Of the 35 patients who underwent tracheotomy, 12 patients (34.3%) had complete resolution of the initial pathology, 8 patients (22.9%) experienced recurrence, 10 patients (28.6%) died during follow-up, and 5 patients (14.3%) were lost to follow-up. Recoveries mainly concerned benign obstructive pathologies, such as laryngeal papillomatosis, or cervical traumas managed early. These results are comparable to those of Prin et al. in Malawi [19].
In this study, decannulation was effective in 65.71% of cases, after a mean duration of 15 days with extremes of 3 to 80 days. The rate of impossible decannulation was 34.29%. Decannulation could be performed in the majority of temporary tracheotomy cases after respiratory stabilization and treatment of the initial cause. These results are close to those of Dolou et al. in Cotonou (≈ 62.5% temporary) [3]. The death rate (28.6%) was mainly associated with the severity of neoplastic diseases, notably laryngeal and hypopharyngeal cancers diagnosed at an advanced stage. It should be noted that mortality could be reduced if tracheostomy procedures were subsidized in health facilities in Benin. Despite being admitted in emergency settings, patients are required to bear the cost of consumables and surgical supplies used in the operating theatre to perform the procedure.
5. Conclusion
This ten-year retrospective study confirms that tracheotomy remains an essential, often life-saving procedure that is predominantly performed in emergency settings. Indications are dominated by malignant laryngeal tumor, cervical traumas, and obstructive laryngeal papillomatoses. The mean age of patients was 30 years, with a male predominance, reflecting the epidemiological distribution. The techniques employed were predominantly surgical, performed under general anesthesia, with a transverse skin incision in all cases. The types of cannulas used were varied, with a majority being non-fenestrated and uncuffed.

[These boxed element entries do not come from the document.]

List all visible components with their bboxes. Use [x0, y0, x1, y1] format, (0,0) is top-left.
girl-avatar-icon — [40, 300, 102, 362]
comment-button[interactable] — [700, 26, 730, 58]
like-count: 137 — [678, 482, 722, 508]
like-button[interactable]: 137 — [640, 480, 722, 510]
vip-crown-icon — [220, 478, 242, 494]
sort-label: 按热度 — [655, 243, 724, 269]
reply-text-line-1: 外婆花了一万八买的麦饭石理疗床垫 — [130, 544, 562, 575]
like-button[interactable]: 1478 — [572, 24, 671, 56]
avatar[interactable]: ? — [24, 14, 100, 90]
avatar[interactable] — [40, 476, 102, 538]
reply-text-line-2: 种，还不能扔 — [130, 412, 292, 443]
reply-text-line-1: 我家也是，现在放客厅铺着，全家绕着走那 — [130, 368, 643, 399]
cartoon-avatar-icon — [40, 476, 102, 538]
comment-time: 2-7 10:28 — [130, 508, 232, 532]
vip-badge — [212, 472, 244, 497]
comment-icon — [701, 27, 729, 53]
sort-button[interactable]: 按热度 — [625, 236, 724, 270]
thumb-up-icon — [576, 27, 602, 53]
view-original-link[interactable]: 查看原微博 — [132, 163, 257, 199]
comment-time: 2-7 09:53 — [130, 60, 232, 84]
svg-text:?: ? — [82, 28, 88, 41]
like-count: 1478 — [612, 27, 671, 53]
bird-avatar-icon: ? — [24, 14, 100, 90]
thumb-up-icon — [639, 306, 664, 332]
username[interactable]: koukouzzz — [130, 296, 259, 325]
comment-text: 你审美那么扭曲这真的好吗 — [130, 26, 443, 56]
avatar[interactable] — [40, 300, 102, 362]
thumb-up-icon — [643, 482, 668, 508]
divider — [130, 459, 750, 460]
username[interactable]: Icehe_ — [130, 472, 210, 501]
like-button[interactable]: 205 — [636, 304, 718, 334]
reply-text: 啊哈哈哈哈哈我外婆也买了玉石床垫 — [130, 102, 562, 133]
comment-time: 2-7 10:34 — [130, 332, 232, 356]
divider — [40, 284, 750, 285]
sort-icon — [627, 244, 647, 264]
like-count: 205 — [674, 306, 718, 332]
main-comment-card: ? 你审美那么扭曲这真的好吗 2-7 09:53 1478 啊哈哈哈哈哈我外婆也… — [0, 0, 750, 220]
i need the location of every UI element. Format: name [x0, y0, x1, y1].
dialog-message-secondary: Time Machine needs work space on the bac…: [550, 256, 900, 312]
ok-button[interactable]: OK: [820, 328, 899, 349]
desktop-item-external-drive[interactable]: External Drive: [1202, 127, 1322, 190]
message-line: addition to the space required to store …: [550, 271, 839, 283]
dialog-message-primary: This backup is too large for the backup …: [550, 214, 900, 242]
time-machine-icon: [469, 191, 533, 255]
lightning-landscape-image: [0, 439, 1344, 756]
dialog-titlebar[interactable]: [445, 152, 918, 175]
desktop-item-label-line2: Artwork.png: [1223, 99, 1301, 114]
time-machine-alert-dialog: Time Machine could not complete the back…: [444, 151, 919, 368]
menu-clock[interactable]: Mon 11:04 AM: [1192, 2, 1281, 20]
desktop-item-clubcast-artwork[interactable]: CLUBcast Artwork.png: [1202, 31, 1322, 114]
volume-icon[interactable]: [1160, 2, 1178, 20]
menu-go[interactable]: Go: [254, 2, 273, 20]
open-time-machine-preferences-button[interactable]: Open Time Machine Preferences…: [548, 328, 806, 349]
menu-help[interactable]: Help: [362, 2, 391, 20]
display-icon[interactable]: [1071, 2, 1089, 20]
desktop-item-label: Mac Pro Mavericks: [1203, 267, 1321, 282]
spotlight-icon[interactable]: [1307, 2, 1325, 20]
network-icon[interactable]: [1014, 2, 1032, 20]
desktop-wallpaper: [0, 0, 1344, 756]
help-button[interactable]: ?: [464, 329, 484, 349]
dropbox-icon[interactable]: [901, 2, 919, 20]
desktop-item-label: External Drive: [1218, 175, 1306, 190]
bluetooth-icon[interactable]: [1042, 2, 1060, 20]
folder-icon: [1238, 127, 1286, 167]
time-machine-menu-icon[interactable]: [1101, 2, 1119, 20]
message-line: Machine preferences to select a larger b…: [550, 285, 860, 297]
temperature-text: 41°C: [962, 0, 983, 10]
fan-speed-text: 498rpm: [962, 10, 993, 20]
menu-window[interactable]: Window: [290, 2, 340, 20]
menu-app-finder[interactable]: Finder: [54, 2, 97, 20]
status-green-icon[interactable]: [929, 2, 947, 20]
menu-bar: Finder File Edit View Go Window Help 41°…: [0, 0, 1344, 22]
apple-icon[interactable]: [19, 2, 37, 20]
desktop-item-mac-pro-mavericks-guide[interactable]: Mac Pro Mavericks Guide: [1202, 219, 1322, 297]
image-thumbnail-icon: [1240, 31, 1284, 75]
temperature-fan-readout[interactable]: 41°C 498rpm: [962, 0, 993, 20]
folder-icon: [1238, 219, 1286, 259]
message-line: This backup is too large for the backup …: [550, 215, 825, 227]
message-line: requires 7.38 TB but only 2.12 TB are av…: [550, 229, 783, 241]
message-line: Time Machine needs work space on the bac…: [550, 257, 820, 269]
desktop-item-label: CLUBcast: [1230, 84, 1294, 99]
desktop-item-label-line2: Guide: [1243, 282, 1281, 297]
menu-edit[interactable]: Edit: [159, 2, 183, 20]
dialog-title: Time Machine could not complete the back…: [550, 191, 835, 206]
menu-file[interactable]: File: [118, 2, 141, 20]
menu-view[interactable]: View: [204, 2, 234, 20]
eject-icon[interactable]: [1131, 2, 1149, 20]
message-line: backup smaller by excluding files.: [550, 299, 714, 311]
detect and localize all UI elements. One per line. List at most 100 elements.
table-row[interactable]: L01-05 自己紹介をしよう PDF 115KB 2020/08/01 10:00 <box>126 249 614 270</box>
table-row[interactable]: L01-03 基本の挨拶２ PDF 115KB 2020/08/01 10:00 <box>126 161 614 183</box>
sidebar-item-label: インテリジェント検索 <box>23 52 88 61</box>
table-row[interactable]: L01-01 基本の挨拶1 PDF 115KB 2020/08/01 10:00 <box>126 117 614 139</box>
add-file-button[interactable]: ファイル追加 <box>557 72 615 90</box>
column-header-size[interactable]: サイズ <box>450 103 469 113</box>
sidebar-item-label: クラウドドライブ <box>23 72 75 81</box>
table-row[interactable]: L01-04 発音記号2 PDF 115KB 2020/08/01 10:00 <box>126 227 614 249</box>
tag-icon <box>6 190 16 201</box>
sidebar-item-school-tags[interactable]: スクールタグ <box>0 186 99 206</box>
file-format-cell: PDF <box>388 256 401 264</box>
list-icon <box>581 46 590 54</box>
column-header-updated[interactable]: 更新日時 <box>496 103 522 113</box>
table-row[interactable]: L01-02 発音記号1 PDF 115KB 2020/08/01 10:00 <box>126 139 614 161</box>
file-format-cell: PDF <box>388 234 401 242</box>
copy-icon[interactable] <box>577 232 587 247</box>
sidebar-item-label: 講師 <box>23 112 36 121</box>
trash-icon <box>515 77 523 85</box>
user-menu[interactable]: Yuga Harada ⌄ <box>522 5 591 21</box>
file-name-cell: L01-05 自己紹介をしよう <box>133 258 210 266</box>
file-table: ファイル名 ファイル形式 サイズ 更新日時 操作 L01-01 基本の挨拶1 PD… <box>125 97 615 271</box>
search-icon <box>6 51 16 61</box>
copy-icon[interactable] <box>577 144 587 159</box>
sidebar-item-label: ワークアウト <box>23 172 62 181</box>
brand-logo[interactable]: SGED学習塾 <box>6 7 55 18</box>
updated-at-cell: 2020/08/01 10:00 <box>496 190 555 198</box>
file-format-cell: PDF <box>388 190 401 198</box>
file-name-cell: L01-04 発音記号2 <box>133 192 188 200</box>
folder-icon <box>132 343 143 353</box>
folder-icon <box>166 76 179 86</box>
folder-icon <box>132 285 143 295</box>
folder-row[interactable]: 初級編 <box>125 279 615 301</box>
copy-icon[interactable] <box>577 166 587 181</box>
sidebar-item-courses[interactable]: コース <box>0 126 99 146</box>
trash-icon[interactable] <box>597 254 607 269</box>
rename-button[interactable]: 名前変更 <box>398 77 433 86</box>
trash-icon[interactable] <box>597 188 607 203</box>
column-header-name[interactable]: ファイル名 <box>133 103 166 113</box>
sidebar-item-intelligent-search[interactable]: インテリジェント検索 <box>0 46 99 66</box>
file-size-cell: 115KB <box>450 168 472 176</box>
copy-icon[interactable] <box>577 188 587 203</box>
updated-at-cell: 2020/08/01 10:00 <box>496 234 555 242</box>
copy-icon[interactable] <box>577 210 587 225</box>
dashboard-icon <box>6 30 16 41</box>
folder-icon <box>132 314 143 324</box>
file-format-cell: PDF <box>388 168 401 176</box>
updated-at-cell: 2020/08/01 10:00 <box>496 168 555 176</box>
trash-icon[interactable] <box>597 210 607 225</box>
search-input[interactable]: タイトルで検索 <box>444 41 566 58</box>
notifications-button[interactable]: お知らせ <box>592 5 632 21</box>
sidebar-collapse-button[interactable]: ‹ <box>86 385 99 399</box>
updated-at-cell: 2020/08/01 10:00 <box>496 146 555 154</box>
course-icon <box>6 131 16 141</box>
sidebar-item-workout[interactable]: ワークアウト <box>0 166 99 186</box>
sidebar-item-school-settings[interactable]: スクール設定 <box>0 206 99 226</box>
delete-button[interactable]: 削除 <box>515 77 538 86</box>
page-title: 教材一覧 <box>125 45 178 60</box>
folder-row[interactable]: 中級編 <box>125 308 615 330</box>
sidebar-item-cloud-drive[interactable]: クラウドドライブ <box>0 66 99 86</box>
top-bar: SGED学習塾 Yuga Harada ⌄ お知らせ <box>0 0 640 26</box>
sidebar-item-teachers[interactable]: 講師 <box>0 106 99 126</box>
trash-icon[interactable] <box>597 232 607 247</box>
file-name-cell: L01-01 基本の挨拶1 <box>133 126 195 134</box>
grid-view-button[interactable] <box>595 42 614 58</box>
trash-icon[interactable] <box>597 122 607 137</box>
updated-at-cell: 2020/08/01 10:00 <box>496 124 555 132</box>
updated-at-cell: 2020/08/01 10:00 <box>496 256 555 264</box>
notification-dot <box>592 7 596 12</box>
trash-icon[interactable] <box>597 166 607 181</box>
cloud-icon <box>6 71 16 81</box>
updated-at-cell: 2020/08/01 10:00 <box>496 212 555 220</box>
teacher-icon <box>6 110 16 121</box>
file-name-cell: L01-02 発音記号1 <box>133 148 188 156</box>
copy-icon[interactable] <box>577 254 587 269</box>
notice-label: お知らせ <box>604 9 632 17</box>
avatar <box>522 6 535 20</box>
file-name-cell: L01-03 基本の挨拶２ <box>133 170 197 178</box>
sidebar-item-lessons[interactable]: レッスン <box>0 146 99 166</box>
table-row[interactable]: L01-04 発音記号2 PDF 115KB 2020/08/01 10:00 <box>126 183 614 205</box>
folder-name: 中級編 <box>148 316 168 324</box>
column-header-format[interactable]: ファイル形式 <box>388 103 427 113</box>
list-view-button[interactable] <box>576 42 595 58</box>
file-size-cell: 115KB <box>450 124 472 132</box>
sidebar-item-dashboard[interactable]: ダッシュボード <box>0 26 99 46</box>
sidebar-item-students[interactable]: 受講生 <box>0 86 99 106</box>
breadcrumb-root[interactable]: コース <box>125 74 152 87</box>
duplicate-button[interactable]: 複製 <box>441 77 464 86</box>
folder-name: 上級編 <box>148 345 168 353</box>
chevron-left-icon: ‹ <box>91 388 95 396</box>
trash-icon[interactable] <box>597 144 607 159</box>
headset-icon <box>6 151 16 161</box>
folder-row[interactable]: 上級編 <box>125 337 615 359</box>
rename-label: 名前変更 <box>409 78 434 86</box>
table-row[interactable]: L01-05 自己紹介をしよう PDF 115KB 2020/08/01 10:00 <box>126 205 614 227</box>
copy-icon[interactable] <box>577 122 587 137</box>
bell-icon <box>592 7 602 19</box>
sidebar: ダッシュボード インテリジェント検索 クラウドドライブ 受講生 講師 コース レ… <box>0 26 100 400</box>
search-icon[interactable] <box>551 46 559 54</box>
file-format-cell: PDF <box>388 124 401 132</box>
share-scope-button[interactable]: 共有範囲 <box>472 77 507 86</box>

Postoperative medical management, including antibiotics, analgesics, and corticosteroid therapy, was systematically carried out, while specific care such as humidification, pericannular care, and tracheal suctioning involved nearly 89% of patients. Early complications were infrequent, dominated by obstructions related to mucous plugs, and intraoperative deaths (4 cases). The evolution of the underlying pathology was marked by a predominance of recoveries, with a non-negligible rate of recurrence.